Sumagen’s vaccine candidate, SAV001, is predicated on a genetically modified, whole-killed HIV-1 virus. By chemically inactivating the virus whereas preserving its outer construction, the vaccine goals to imitate pure HIV publicity with out the chance of an infection. The purpose is to stimulate the manufacturing of broadly neutralizing antibodies able to defending towards numerous strains of HIV.

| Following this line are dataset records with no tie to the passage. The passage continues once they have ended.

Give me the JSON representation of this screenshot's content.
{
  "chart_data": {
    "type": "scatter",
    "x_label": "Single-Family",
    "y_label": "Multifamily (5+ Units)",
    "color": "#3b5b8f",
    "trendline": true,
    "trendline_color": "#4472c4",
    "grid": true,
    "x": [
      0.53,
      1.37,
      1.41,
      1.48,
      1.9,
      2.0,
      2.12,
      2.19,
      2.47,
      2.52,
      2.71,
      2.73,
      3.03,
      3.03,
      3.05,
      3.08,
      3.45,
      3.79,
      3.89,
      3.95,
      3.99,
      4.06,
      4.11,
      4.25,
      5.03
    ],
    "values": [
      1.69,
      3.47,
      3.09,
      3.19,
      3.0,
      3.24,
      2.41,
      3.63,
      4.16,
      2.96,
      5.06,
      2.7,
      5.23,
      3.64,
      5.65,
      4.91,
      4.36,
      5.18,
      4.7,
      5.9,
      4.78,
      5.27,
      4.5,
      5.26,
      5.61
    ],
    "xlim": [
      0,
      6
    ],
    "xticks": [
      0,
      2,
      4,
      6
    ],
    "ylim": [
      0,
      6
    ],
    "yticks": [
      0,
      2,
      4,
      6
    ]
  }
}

Though SAV001 accomplished a section 1 trial again in 2013 with encouraging security and immunogenicity knowledge, this system remained largely dormant for a number of years. In 2024, nonetheless, Sumagen reignited its efforts by partnering with French CDMO Naobios to optimize the vaccine’s industrial manufacturing course of. This collaboration resulted within the profitable bench-scale manufacturing of SAV001 in October 2024 – a milestone that lays the groundwork for a long-awaited section 1/2 trial, anticipated to start in 2025.

A gradual development in a really difficult space of biotech

In 2024, the market was valued at roughly $32.8 billion and is projected to succeed in $44.5 billion by 2030, a compound annual development fee (CAGR) of 5.2%.

But, regardless of this regular development, the trail ahead stays advanced. Entry and affordability proceed to restrict the worldwide influence of medical innovation. In parallel, adherence – nonetheless a cornerstone of HIV management – stays a problem. Even with improved tolerability and easier regimens, points like remedy fatigue, stigma, and the burden of every day treatment persist, particularly amongst susceptible populations.

One other looming concern is drug resistance. As remedy protection grows, so does the necessity for sturdy surveillance and next-generation therapeutics that may keep forward of evolving viral strains. Whereas main gamers like Gilead, ViiV Healthcare, and Janssen proceed to form the usual of care, the momentum behind smaller biotech companies is constructing.